Magnificat baroque vénitien au Festival des Heures Musicales de l'Abbaye de Lessay
L’Abbaye bénédictine romane du XIe siècle, Sainte-Trinité de Lessay (dans la Manche) résonne d’un programme puissant : le contraste émotif entre la joie du Magnificat comme du Concerto pour deux violons et violoncelle de Vivaldi et l’intensité dramatique du Crucifix comme des extraits de Marie-Madeleine aux pieds du Christ (dont nous avions rendu compte à la Chaise-Dieu), contraste renouvelé ensuite ce soir entre la Sinfonia al Santo Sepolcro de Vivaldi et la Missa Dolorosa de Caldara.
Le chœur de chambre Les Éléments montre une grande imprégnation du répertoire italien avec sa souplesse dans la caractérisation des sentiments musicaux. Les solistes offrent une fusion des affects pendant leur exécution, surtout lors des duos et pièces d’ensemble.
La soprano Cécile Dibon-Lafarge dotée d’une voix claire et agile déploie son habileté dans les phrasés, mais le souffle est un peu heurté par l'agilité. Julia Wischniewski soutient le dramatisme des opus par son souffle ample et chaud aussi sûr que sa prononciation italienne. La voix est lyrique, agile, mais l'incarnation en retrait limite l'interaction avec le public. La mezzo-soprano Corinne Bahuaud interprète avec facilité les ornementations vivaldiennes autant que le legato (lié).
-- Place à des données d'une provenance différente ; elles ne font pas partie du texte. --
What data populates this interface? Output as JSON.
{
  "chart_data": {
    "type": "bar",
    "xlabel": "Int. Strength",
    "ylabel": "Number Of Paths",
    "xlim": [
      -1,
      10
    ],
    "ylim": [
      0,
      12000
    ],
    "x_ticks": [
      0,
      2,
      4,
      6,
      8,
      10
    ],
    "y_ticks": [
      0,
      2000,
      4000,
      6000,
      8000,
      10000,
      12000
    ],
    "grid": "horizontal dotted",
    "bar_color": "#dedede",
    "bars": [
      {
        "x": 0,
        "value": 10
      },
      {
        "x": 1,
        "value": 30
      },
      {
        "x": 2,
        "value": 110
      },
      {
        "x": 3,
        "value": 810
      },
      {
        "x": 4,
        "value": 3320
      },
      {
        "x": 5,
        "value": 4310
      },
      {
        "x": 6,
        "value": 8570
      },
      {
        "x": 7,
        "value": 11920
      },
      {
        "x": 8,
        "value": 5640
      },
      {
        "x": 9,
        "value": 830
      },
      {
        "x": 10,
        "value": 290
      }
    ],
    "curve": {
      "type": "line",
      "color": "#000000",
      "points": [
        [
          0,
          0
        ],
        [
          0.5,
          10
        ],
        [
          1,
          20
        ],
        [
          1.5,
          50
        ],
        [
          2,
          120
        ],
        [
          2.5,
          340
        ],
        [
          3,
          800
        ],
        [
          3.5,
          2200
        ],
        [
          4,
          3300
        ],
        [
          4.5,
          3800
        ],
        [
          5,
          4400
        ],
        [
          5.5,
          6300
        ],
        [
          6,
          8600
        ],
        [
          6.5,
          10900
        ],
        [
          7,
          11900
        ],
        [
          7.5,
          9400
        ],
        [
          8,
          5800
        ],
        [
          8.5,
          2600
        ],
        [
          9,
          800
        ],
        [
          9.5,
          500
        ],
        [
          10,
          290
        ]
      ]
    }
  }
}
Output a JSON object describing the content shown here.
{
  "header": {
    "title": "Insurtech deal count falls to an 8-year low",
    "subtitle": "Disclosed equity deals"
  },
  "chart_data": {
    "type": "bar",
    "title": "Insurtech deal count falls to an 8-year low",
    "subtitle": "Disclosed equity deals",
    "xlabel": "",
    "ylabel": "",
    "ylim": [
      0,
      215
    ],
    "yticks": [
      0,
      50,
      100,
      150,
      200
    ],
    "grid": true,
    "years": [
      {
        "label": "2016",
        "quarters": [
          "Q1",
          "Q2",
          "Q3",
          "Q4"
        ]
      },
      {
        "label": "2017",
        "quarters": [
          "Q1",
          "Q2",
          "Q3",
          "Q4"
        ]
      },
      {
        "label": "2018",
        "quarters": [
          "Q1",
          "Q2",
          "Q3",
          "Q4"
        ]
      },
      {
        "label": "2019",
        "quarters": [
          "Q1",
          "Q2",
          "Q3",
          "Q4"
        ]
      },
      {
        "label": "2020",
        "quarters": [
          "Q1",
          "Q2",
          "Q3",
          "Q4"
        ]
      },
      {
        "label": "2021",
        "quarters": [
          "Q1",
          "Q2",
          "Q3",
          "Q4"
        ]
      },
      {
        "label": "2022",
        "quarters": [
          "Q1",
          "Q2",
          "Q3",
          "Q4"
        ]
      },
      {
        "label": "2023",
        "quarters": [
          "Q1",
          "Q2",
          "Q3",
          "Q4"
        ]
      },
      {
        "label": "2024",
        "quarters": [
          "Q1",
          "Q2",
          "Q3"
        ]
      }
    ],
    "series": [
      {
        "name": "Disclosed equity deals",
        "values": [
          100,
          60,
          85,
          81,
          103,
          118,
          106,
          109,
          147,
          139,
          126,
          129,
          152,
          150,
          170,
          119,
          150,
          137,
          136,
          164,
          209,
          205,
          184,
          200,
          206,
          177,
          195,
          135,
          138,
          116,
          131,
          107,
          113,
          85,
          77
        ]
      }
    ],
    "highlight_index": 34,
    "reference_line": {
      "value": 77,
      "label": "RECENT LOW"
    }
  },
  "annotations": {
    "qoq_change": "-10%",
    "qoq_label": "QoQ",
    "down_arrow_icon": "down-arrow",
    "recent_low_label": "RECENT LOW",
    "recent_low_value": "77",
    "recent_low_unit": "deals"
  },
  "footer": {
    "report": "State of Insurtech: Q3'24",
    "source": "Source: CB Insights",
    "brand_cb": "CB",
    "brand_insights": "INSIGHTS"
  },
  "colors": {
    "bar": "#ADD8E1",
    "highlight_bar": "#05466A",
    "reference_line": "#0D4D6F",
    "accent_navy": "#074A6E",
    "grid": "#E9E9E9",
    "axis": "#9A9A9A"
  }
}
La chaleur est là aussi au service de la riche articulation.
Guilhem Terrail, contre-ténor, aborde ses arie (mélodies) avec une savante technique vocale, élégance et précision aussi bien en solo qu’en ensembles. La voix placée, perçante quand nécessaire assume de longs phrasés. Le ténor Olivier Coiffet possède une voix typique du "piglio tenorile" (voix de ténor dont émerge une sonorité éclatante). Son timbre tranché affine la précision du rythme comme du texte. Enfin, Romain Bockler, basse, possède une grande voix, ronde, chaleureuse et maîtrisée dans les graves comme dans les aigus. Sa souplesse vocale constitue le ciment harmonique des ensembles. Même dans cette langue latine, il sait prendre à témoin l'auditoire dans un effet expressif baroque.
L’Ensemble Concerto Soave montre sa maîtrise technique du répertoire baroque italien, sa virtuosité comme sa modernité, notamment dans l’aisance singulière du violoniste Alessandro Ciccolini, l’intonation et le phrasé impeccables de son collège ainsi que le violoncelle varié de Cécile Vérolles.
Joël Suhubiette dirige dans l’allégresse les différentes émotions, y compris tristesse et prière, dont la puissance musicale, émotive et spirituelle, est approuvée par le public empathique dans de longs applaudissements.